For the study, the scientists studied 871 participants from Western and Eastern cultures. They exposed the participants to coffee and tea-related cues across four separate experiments designed to make them think of the substance without actually taking it in.

As part of one task, participants had to think of advertising slogans for coffee or tea. In another task, they had to mock-up news stories about the health benefits of drinking coffee or tea. The researchers monitored their arousal levels and heart rates throughout all these tasks.

The premise of the study was based on a psychological effect called 'mental construal'. It determines how people think and process information, if they focus on larger picture or the narrow details also play their part.

The cognitive-altering effects of coffee were more prevalent in participants from Western countries, where coffee is more popular and has connotations related to energy, focus, and ambition, compared to those from Eastern countries. Coffee was also associated with greater arousal than tea.
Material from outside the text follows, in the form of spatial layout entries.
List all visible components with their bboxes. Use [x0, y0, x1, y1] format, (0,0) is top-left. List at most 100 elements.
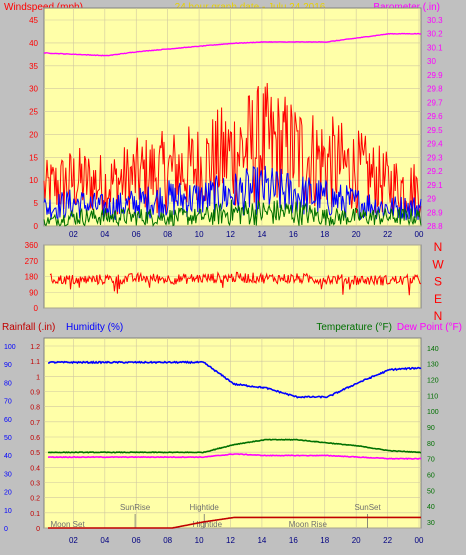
humidity-title: Humidity (%) — [66, 322, 123, 333]
windspeed-tick-label: 30 — [29, 85, 38, 94]
compass-label: S — [434, 275, 442, 289]
barometer-tick-label: 29.7 — [427, 98, 443, 107]
rainfall-tick-label: 0 — [36, 526, 40, 533]
moon_rise-label: Moon Rise — [289, 520, 328, 529]
bottom-series-line-2 — [47, 438, 421, 454]
rainfall-tick-label: 0.7 — [30, 420, 40, 427]
temperature-tick-label: 60 — [427, 473, 435, 480]
rainfall-tick-label: 1.2 — [30, 344, 40, 351]
compass-label: E — [434, 292, 442, 306]
windspeed-tick-label: 0 — [34, 222, 39, 231]
barometer-tick-label: 28.9 — [427, 208, 443, 217]
humidity-tick-label: 0 — [4, 526, 8, 533]
barometer-tick-label: 28.8 — [427, 222, 443, 231]
humidity-tick-label: 20 — [4, 490, 12, 497]
temperature-tick-label: 50 — [427, 488, 435, 495]
windspeed-tick-label: 15 — [29, 153, 38, 162]
bottom-x-tick-label: 20 — [352, 536, 361, 545]
top-x-tick-label: 18 — [320, 230, 329, 239]
barometer-tick-label: 29.9 — [427, 71, 443, 80]
windspeed-tick-label: 5 — [34, 199, 39, 208]
temperature-tick-label: 70 — [427, 457, 435, 464]
top-x-tick-label: 04 — [100, 230, 109, 239]
humidity-tick-label: 80 — [4, 380, 12, 387]
moon_set-label: Moon Set — [50, 520, 85, 529]
windspeed-tick-label: 10 — [29, 176, 38, 185]
top-x-tick-label: 00 — [415, 230, 424, 239]
humidity-tick-label: 100 — [4, 344, 16, 351]
rainfall-tick-label: 0.4 — [30, 465, 40, 472]
dewpoint-title: Dew Point (°F) — [397, 322, 462, 333]
rainfall-tick-label: 1 — [36, 374, 40, 381]
sun_rise-label: SunRise — [120, 503, 151, 512]
temperature-tick-label: 100 — [427, 409, 439, 416]
barometer-tick-label: 30.3 — [427, 16, 443, 25]
windspeed-tick-label: 35 — [29, 62, 38, 71]
bottom-x-tick-label: 06 — [132, 536, 141, 545]
barometer-tick-label: 29 — [427, 195, 436, 204]
bottom-series-line-0 — [48, 360, 422, 399]
humidity-tick-label: 70 — [4, 399, 12, 406]
bottom-x-tick-label: 02 — [69, 536, 78, 545]
barometer-tick-label: 29.3 — [427, 153, 443, 162]
temperature-tick-label: 140 — [427, 346, 439, 353]
barometer-tick-label: 30.2 — [427, 30, 443, 39]
bottom-plot-area — [43, 337, 422, 529]
temperature-tick-label: 30 — [427, 520, 435, 527]
barometer-tick-label: 29.4 — [427, 140, 443, 149]
bottom-series-line-3 — [47, 453, 422, 460]
top-x-tick-label: 20 — [352, 230, 361, 239]
humidity-tick-label: 60 — [4, 417, 12, 424]
compass-label: W — [432, 257, 444, 271]
humidity-tick-label: 10 — [4, 508, 12, 515]
rainfall-tick-label: 0.2 — [30, 496, 40, 503]
top-x-tick-label: 06 — [132, 230, 141, 239]
humidity-tick-label: 30 — [4, 471, 12, 478]
temperature-tick-label: 40 — [427, 504, 435, 511]
direction-tick-label: 0 — [34, 304, 39, 313]
top-x-tick-label: 02 — [69, 230, 78, 239]
sun_set-label: SunSet — [354, 503, 381, 512]
temperature-tick-label: 130 — [427, 362, 439, 369]
windspeed-tick-label: 25 — [29, 108, 38, 117]
bottom-x-tick-label: 22 — [383, 536, 392, 545]
windspeed-title: Windspeed (mph) — [4, 2, 83, 13]
top-series-line-1 — [43, 165, 422, 221]
bottom-x-tick-label: 08 — [163, 536, 172, 545]
temperature-tick-label: 90 — [427, 425, 435, 432]
windspeed-tick-label: 40 — [29, 39, 38, 48]
low_tide-label: Hightide — [193, 520, 223, 529]
barometer-tick-label: 29.5 — [427, 126, 443, 135]
humidity-tick-label: 40 — [4, 453, 12, 460]
direction-tick-label: 360 — [25, 241, 39, 250]
bottom-x-tick-label: 16 — [289, 536, 298, 545]
rainfall-tick-label: 0.3 — [30, 481, 40, 488]
top-x-tick-label: 14 — [257, 230, 266, 239]
rainfall-tick-label: 0.6 — [30, 435, 40, 442]
direction-tick-label: 180 — [25, 273, 39, 282]
humidity-tick-label: 50 — [4, 435, 12, 442]
top-x-tick-label: 16 — [289, 230, 298, 239]
top-x-tick-label: 22 — [383, 230, 392, 239]
bottom-x-tick-label: 14 — [257, 536, 266, 545]
top-x-tick-label: 12 — [226, 230, 235, 239]
bottom-x-tick-label: 10 — [195, 536, 204, 545]
rainfall-tick-label: 0.5 — [30, 450, 40, 457]
bottom-x-tick-label: 00 — [415, 536, 424, 545]
direction-tick-label: 90 — [29, 288, 38, 297]
rainfall-tick-label: 0.1 — [30, 511, 40, 518]
compass-label: N — [434, 240, 443, 254]
bottom-x-tick-label: 18 — [320, 536, 329, 545]
compass-label: N — [434, 309, 443, 323]
top-series-line-3 — [43, 32, 422, 57]
windspeed-tick-label: 20 — [29, 130, 38, 139]
high_tide-label: Hightide — [190, 503, 220, 512]
barometer-tick-label: 29.6 — [427, 112, 443, 121]
bottom-x-tick-label: 04 — [100, 536, 109, 545]
barometer-tick-label: 30.1 — [427, 43, 443, 52]
barometer-tick-label: 30 — [427, 57, 436, 66]
top-x-tick-label: 08 — [163, 230, 172, 239]
rainfall-tick-label: 0.8 — [30, 405, 40, 412]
"Our research can offer intriguing implications, as it relies not on physiology but rather psychological associations to change our cognitive patterns," Chan asserted.

According to the researchers, this study could even help to explain how drinking decaffeinated coffee can produce faster reaction times on tasks. Perhaps, the mental association between coffee and arousal is so strong that it can produce cognitive changes even where there's no caffeine ingestion physiologically.

"This adds to the growing amount of literature documenting that the foods we eat and the beverages we drink do more than simply provide nutrition or pleasure - mere exposure to, or reminders of them, affect how we think," Chan concluded.